The recall by Daniele International Inc. comes amid an outbreak that's sickened 184 people in 38 states since July.
Daniele has been identified as the source of the ongoing outbreak by William Keene, a senior epidemiologist at the public health division in Oregon, where eight people have gotten sick.
Keene said Saturday that the cause of the sickness was difficult to track and some questions remain, such as whether it was the meat or the pepper that was contaminated.
Public health investigators in Washington state found that many of the state's 14 residents who got sick shopped at the warehouse retailer Costco, Keene said.
Costco did not immediately return messages from The Associated Press seeking comment Saturday, but it has posted notice of Daniele's recall on its Web site.
With permission from the patients, Keene said, investigators compared their shopping records.
"There was one product that jumped out," he said: Daniele's. "That gave us the focus on salami."
So, Keene said, investigators re-interviewed people who were thought to be part of the outbreak, such as members of a hunting party from the South who had been to the Great Plains and responded to new questions with answers such as, "Now that you mention it, we did stop at a Wal-Mart in South Dakota and buy some salami."

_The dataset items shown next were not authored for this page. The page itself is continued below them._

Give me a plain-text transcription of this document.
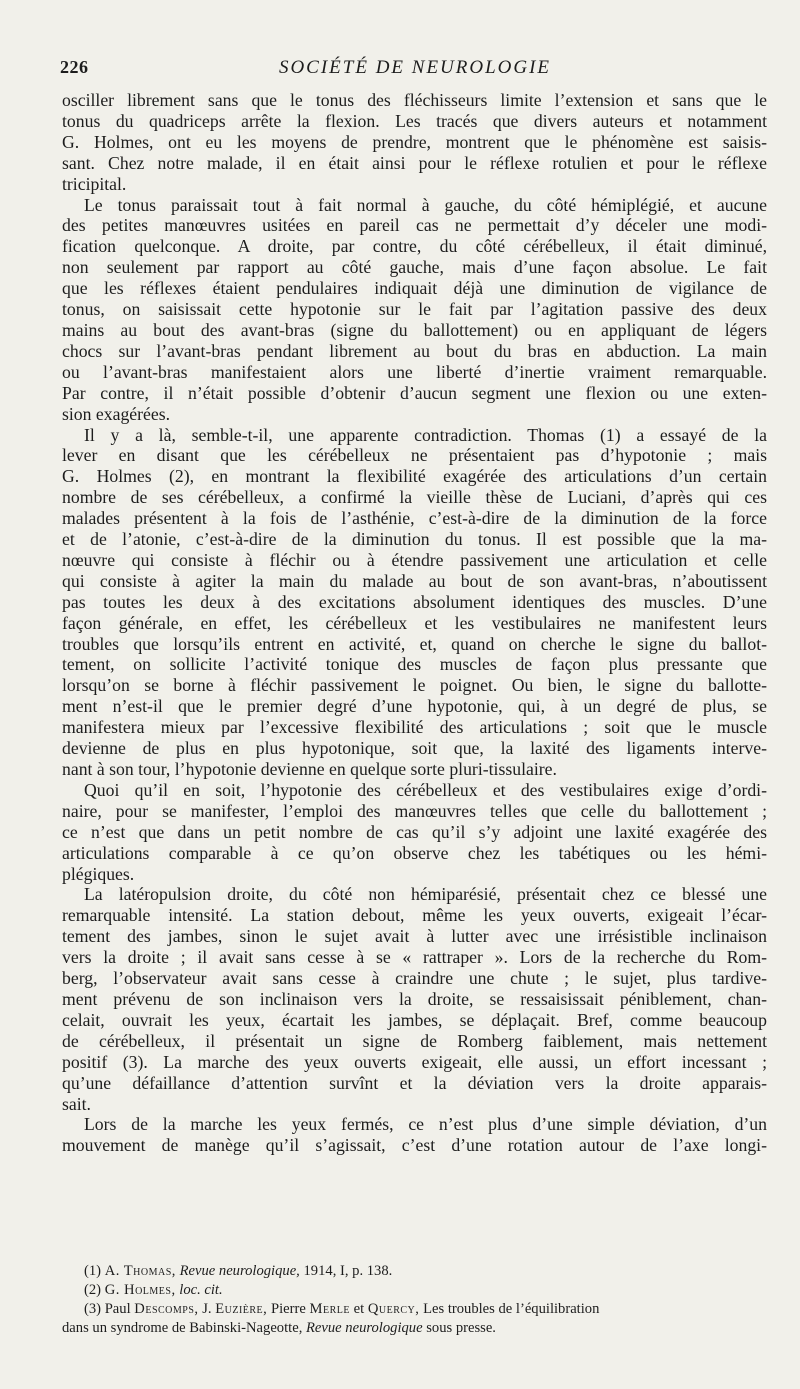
226	SOCIÉTÉ DE NEUROLOGIE
osciller librement sans que le tonus des fléchisseurs limite l’extension et sans que le
tonus du quadriceps arrête la flexion. Les tracés que divers auteurs et notamment
G. Holmes, ont eu les moyens de prendre, montrent que le phénomène est saisis-
sant. Chez notre malade, il en était ainsi pour le réflexe rotulien et pour le réflexe
tricipital.
Le tonus paraissait tout à fait normal à gauche, du côté hémiplégié, et aucune
des petites manœuvres usitées en pareil cas ne permettait d’y déceler une modi-
fication quelconque. A droite, par contre, du côté cérébelleux, il était diminué,
non seulement par rapport au côté gauche, mais d’une façon absolue. Le fait
que les réflexes étaient pendulaires indiquait déjà une diminution de vigilance de
tonus, on saisissait cette hypotonie sur le fait par l’agitation passive des deux
mains au bout des avant-bras (signe du ballottement) ou en appliquant de légers
chocs sur l’avant-bras pendant librement au bout du bras en abduction. La main
ou l’avant-bras manifestaient alors une liberté d’inertie vraiment remarquable.
Par contre, il n’était possible d’obtenir d’aucun segment une flexion ou une exten-
sion exagérées.
Il y a là, semble-t-il, une apparente contradiction. Thomas (1) a essayé de la
lever en disant que les cérébelleux ne présentaient pas d’hypotonie ; mais
G. Holmes (2), en montrant la flexibilité exagérée des articulations d’un certain
nombre de ses cérébelleux, a confirmé la vieille thèse de Luciani, d’après qui ces
malades présentent à la fois de l’asthénie, c’est-à-dire de la diminution de la force
et de l’atonie, c’est-à-dire de la diminution du tonus. Il est possible que la ma-
nœuvre qui consiste à fléchir ou à étendre passivement une articulation et celle
qui consiste à agiter la main du malade au bout de son avant-bras, n’aboutissent
pas toutes les deux à des excitations absolument identiques des muscles. D’une
façon générale, en effet, les cérébelleux et les vestibulaires ne manifestent leurs
troubles que lorsqu’ils entrent en activité, et, quand on cherche le signe du ballot-
tement, on sollicite l’activité tonique des muscles de façon plus pressante que
lorsqu’on se borne à fléchir passivement le poignet. Ou bien, le signe du ballotte-
ment n’est-il que le premier degré d’une hypotonie, qui, à un degré de plus, se
manifestera mieux par l’excessive flexibilité des articulations ; soit que le muscle
devienne de plus en plus hypotonique, soit que, la laxité des ligaments interve-
nant à son tour, l’hypotonie devienne en quelque sorte pluri-tissulaire.
Quoi qu’il en soit, l’hypotonie des cérébelleux et des vestibulaires exige d’ordi-
naire, pour se manifester, l’emploi des manœuvres telles que celle du ballottement ;
ce n’est que dans un petit nombre de cas qu’il s’y adjoint une laxité exagérée des
articulations comparable à ce qu’on observe chez les tabétiques ou les hémi-
plégiques.
La latéropulsion droite, du côté non hémiparésié, présentait chez ce blessé une
remarquable intensité. La station debout, même les yeux ouverts, exigeait l’écar-
tement des jambes, sinon le sujet avait à lutter avec une irrésistible inclinaison
vers la droite ; il avait sans cesse à se « rattraper ». Lors de la recherche du Rom-
berg, l’observateur avait sans cesse à craindre une chute ; le sujet, plus tardive-
ment prévenu de son inclinaison vers la droite, se ressaisissait péniblement, chan-
celait, ouvrait les yeux, écartait les jambes, se déplaçait. Bref, comme beaucoup
de cérébelleux, il présentait un signe de Romberg faiblement, mais nettement
positif (3). La marche des yeux ouverts exigeait, elle aussi, un effort incessant ;
qu’une défaillance d’attention survînt et la déviation vers la droite apparais-
sait.
Lors de la marche les yeux fermés, ce n’est plus d’une simple déviation, d’un
mouvement de manège qu’il s’agissait, c’est d’une rotation autour de l’axe longi-
(1) A. Thomas, Revue neurologique, 1914, I, p. 138.
(2) G. Holmes, loc. cit.
(3) Paul Descomps, J. Euzière, Pierre Merle et Quercy, Les troubles de l’équilibration
dans un syndrome de Babinski-Nageotte, Revue neurologique sous presse.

But Daniele spokesman Jason Maloni said "there's no evidence that points to us" as the source.
Maloni said 11 people who got sick ate salami from the Daniele Italian Brand Gourmet Pack, but that Rhode Island and federal officials have not linked the company's products with the outbreak.
"We're taking the prudent step in the event that further evidence does point to us," he said of the recall. "It is our responsibility to take this aggressive step."
In Washington, officials are monitoring the situation, said Tim Church, spokesman for the state Department of Health.
One person from Washington was hospitalized, but all have recovered, Church said.
"We know investigations have implicated salami nationally, but that's really all we know. There's more work that needs to be done on this," Church said.
Maloni said two of the Daniele's three plants have been tested and found free of the bacteria. Additional testing is planned.
"Our goal right now is to take prudent, proactive measures to do everything possible to remove any products that do not meet our high standards for quality and taste," Daniele Inc.'s vice president of sales, Davide Dukcevich, said in a statement.
The company has set up a hot line for consumers or distributors at (888) 345-4160.
Eating food contaminated with salmonella can cause salmonellosis, a potentially life-threatening bacterial foodborne illness.